Plus, by themselves, beets possess enough body to make a thick, hummus-like dip. So, I made mine in simpler fashion, relying on another middle Eastern staple, Sumac, to give it tangy depth.
(You can find sumac at most global markets and some grocery stores such as Whole Foods.)
After you’ve cooked (you may either boil or roast ’em–whichever works for you at the moment!) and chilled your beets, you’ll pulse them in a food processor with garlic, lemon juice and zest, sumac, ginger, salt, red pepper flakes and olive oil.
Healthful and delicious and, in its way, beautiful.
If you want add a little more pizzazz to the batch, top the ruby churn with crumbled goat cheese and chopped scallions. Or toasted walnuts. Sesame seeds. Cilantro.
Serve with crackers or pitas.
But wait, one more thing!
Don’t pitch your beets’ leafy green tops into the compost bin. Not only delicious, beet greens are rich in vitamins and minerals. More iron than spinach. More nutritional value than the root!

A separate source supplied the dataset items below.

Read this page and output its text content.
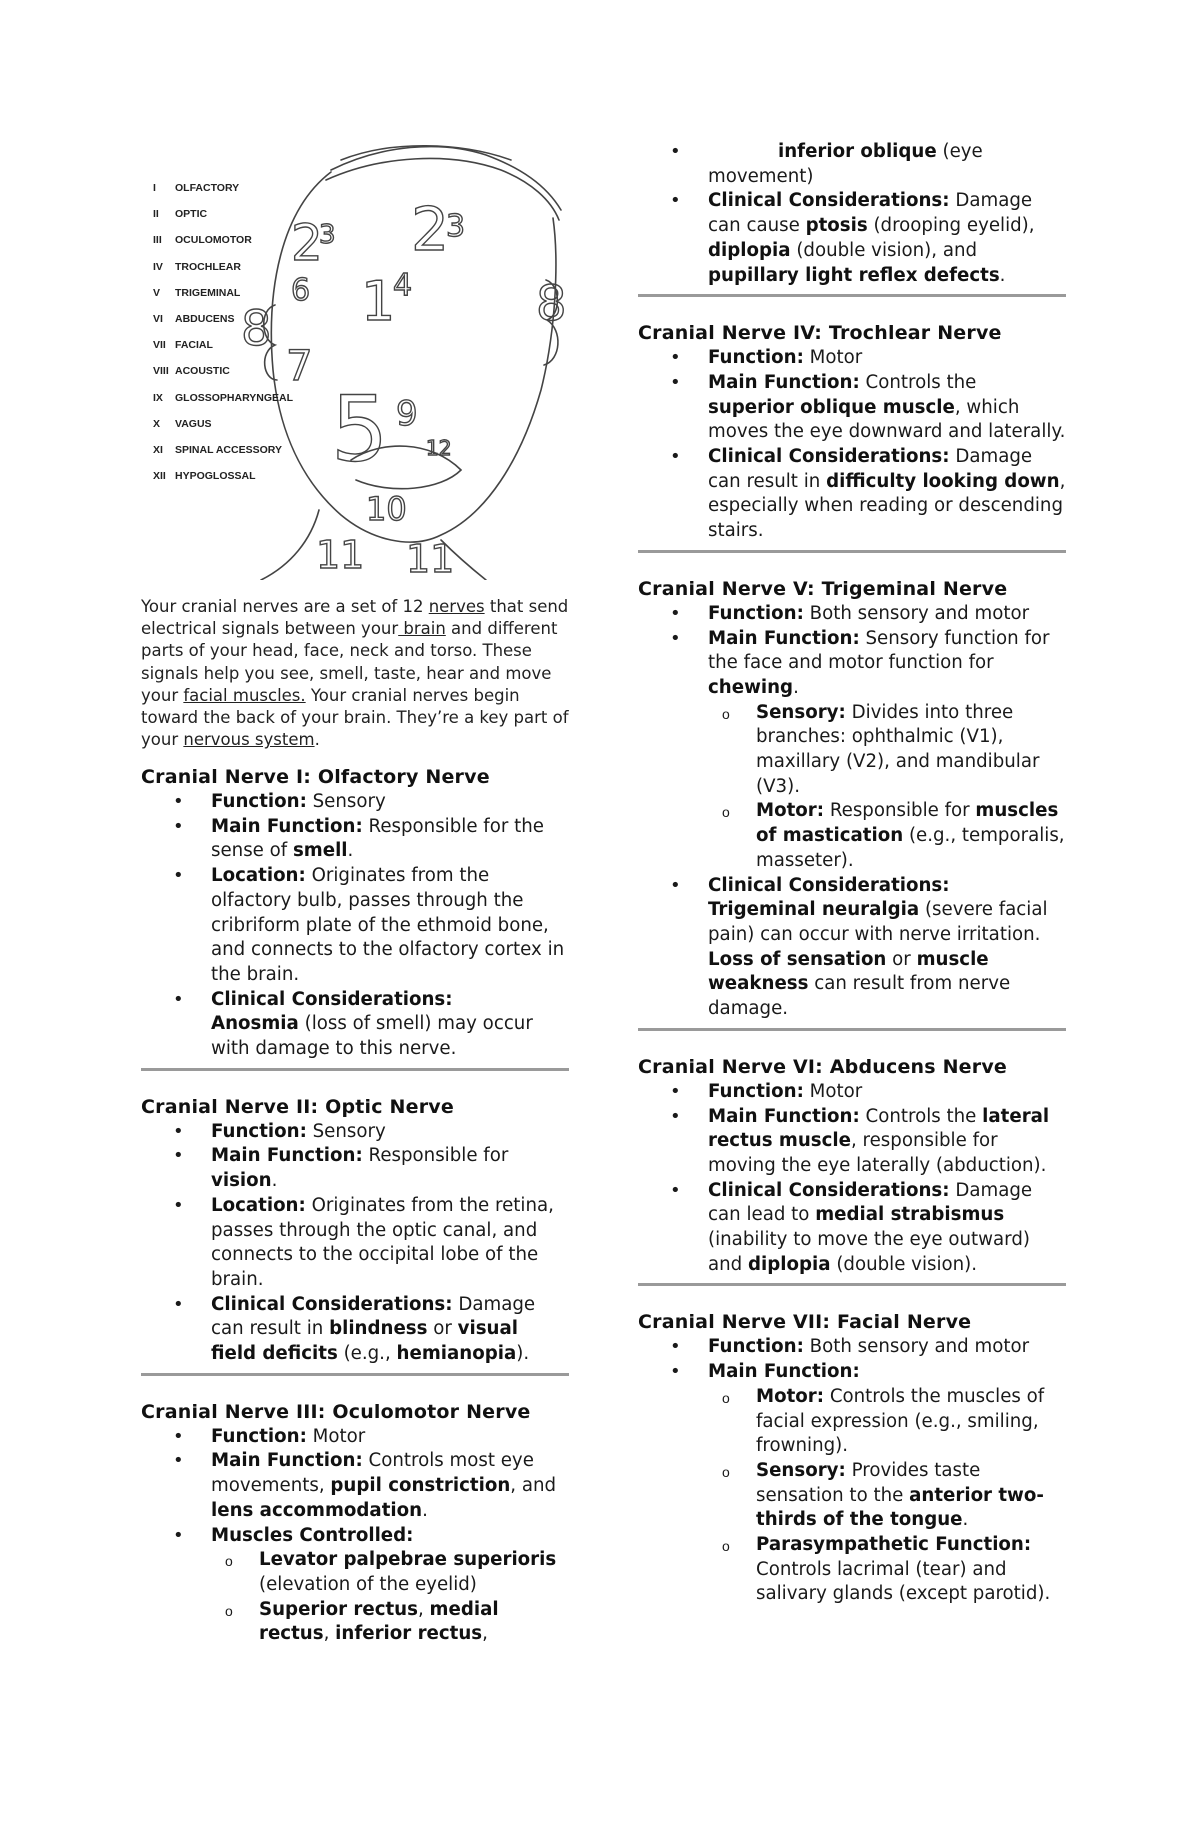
2
3
6
2
3
1
4
8	8
7
5 9
12
10
11 11
I	OLFACTORY
II	OPTIC
III	OCULOMOTOR
IV	TROCHLEAR
V	TRIGEMINAL
VI	ABDUCENS
VII FACIAL
VIII ACOUSTIC
IX	GLOSSOPHARYNGEAL
X	VAGUS
XI	SPINAL ACCESSORY
XII HYPOGLOSSAL
Your cranial nerves are a set of 12 nerves that send electrical signals between your brain and different parts of your head, face, neck and torso. These signals help you see, smell, taste, hear and move your facial muscles. Your cranial nerves begin toward the back of your brain. They’re a key part of your nervous system.
Cranial Nerve I: Olfactory Nerve
• Function: Sensory
• Main Function: Responsible for the sense of smell.
• Location: Originates from the olfactory bulb, passes through the cribriform plate of the ethmoid bone, and connects to the olfactory cortex in the brain.
• Clinical Considerations:
Anosmia (loss of smell) may occur with damage to this nerve.
Cranial Nerve II: Optic Nerve
• Function: Sensory
• Main Function: Responsible for vision.
• Location: Originates from the retina, passes through the optic canal, and connects to the occipital lobe of the brain.
• Clinical Considerations: Damage can result in blindness or visual field deficits (e.g., hemianopia).
Cranial Nerve III: Oculomotor Nerve
• Function: Motor
• Main Function: Controls most eye movements, pupil constriction, and lens accommodation.
• Muscles Controlled:
o Levator palpebrae superioris (elevation of the eyelid)
o Superior rectus, medial rectus, inferior rectus,
• inferior oblique (eye movement)
• Clinical Considerations: Damage can cause ptosis (drooping eyelid), diplopia (double vision), and pupillary light reflex defects.
Cranial Nerve IV: Trochlear Nerve
• Function: Motor
• Main Function: Controls the superior oblique muscle, which moves the eye downward and laterally.
• Clinical Considerations: Damage can result in difficulty looking down, especially when reading or descending stairs.
Cranial Nerve V: Trigeminal Nerve
• Function: Both sensory and motor
• Main Function: Sensory function for the face and motor function for chewing.
o Sensory: Divides into three branches: ophthalmic (V1), maxillary (V2), and mandibular (V3).
o Motor: Responsible for muscles of mastication (e.g., temporalis, masseter).
• Clinical Considerations:
Trigeminal neuralgia (severe facial pain) can occur with nerve irritation. Loss of sensation or muscle weakness can result from nerve damage.
Cranial Nerve VI: Abducens Nerve
• Function: Motor
• Main Function: Controls the lateral rectus muscle, responsible for moving the eye laterally (abduction).
• Clinical Considerations: Damage can lead to medial strabismus (inability to move the eye outward) and diplopia (double vision).
Cranial Nerve VII: Facial Nerve
• Function: Both sensory and motor
• Main Function:
o Motor: Controls the muscles of facial expression (e.g., smiling, frowning).
o Sensory: Provides taste sensation to the anterior two-thirds of the tongue.
o Parasympathetic Function: Controls lacrimal (tear) and salivary glands (except parotid).
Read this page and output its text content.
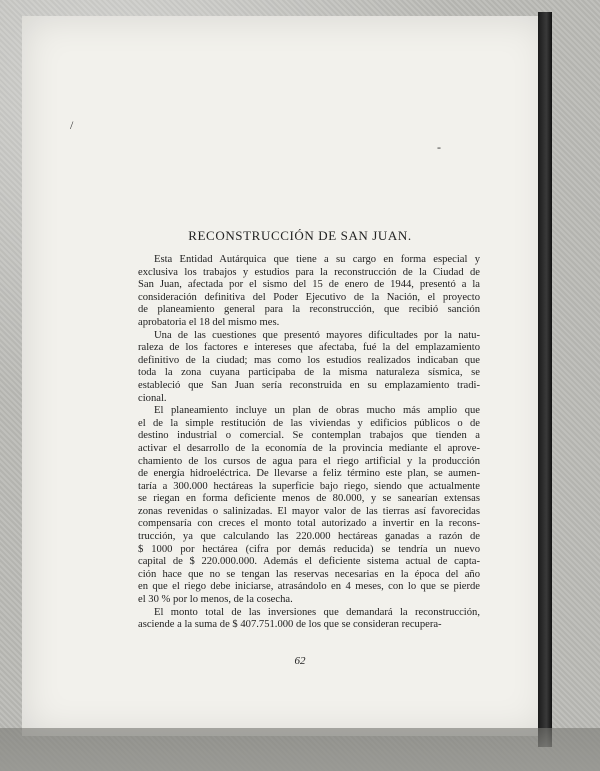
/
-
RECONSTRUCCIÓN DE SAN JUAN.
Esta Entidad Autárquica que tiene a su cargo en forma especial y
exclusiva los trabajos y estudios para la reconstrucción de la Ciudad de
San Juan, afectada por el sismo del 15 de enero de 1944, presentó a la
consideración definitiva del Poder Ejecutivo de la Nación, el proyecto
de planeamiento general para la reconstrucción, que recibió sanción
aprobatoria el 18 del mismo mes.
Una de las cuestiones que presentó mayores dificultades por la natu-
raleza de los factores e intereses que afectaba, fué la del emplazamiento
definitivo de la ciudad; mas como los estudios realizados indicaban que
toda la zona cuyana participaba de la misma naturaleza sísmica, se
estableció que San Juan sería reconstruida en su emplazamiento tradi-
cional.
El planeamiento incluye un plan de obras mucho más amplio que
el de la simple restitución de las viviendas y edificios públicos o de
destino industrial o comercial. Se contemplan trabajos que tienden a
activar el desarrollo de la economía de la provincia mediante el aprove-
chamiento de los cursos de agua para el riego artificial y la producción
de energía hidroeléctrica. De llevarse a feliz término este plan, se aumen-
taría a 300.000 hectáreas la superficie bajo riego, siendo que actualmente
se riegan en forma deficiente menos de 80.000, y se sanearían extensas
zonas revenidas o salinizadas. El mayor valor de las tierras así favorecidas
compensaría con creces el monto total autorizado a invertir en la recons-
trucción, ya que calculando las 220.000 hectáreas ganadas a razón de
$ 1000 por hectárea (cifra por demás reducida) se tendría un nuevo
capital de $ 220.000.000. Además el deficiente sistema actual de capta-
ción hace que no se tengan las reservas necesarias en la época del año
en que el riego debe iniciarse, atrasándolo en 4 meses, con lo que se pierde
el 30 % por lo menos, de la cosecha.
El monto total de las inversiones que demandará la reconstrucción,
asciende a la suma de $ 407.751.000 de los que se consideran recupera-
62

You can saute them in a bit of olive oil and garlic, as you would with Swiss chard, or finely cut and marinate them for a salad, as you would kale.
The leaves make a mighty fine pesto, too. I’ve included that recipe below. Use it in any applications that call for traditional pesto. The simpler, the better: Spread over flatbread and topped with roasted vegetables or tossed over penne, coating the warm pasta with garlicky-green piquancy.
Following the way of The Third Plate, use the whole beet.
2-3 garlic cloves
1 lemon for zest and juice
1 tablespoon sumac
1 tablespoon fresh ginger
1 teaspoon salt
1/2 teaspoon red pepper flakes
1/4-1/3 cup olive oil
1-2 ounces crumbled goat cheese
1 green onion, finely chopped
Place cooked and chilled beets into the bowl of a food processor fitted with the steel blade.
Add garlic cloves, lemon zest and juice, fresh ginger pieces, sumac, salt, and red pepper flakes. Pulse until the ingredients are chopped up together. Continue to pulse while pouring in the olive oil.
Taste and adjust for seasonings–for salt, citrus, and peppery heat.
Spoon into a serving bowl. Topped with crumbled goat cheese, chopped green onion, and any remaining lemon zest.
Drizzle the top with olive oil and serve with crackers, toasted flatbread, or pita chips.
BEET GREEN PESTO
1 bundle fresh beet greens, saved from 1 bunch fresh beets–washed and dried
2 cloves garlic
1 green onion–green and white parts
1/4 cup pine nuts
1/4 cup grated pecorino romano
2 tablespoons fresh lemon juice
1/2 teaspoon salt
1/4 teaspoon red pepper flakes
1/2 cup olive oil
Place all of the ingredients into the bowl of a food processor fitted with the steel blade.
Pulse, occasionally scraping the sides of the bowl. Taste for salt and pepper.
Place into a clean jar. Cover and refrigerate. Makes 1 1/2 cups.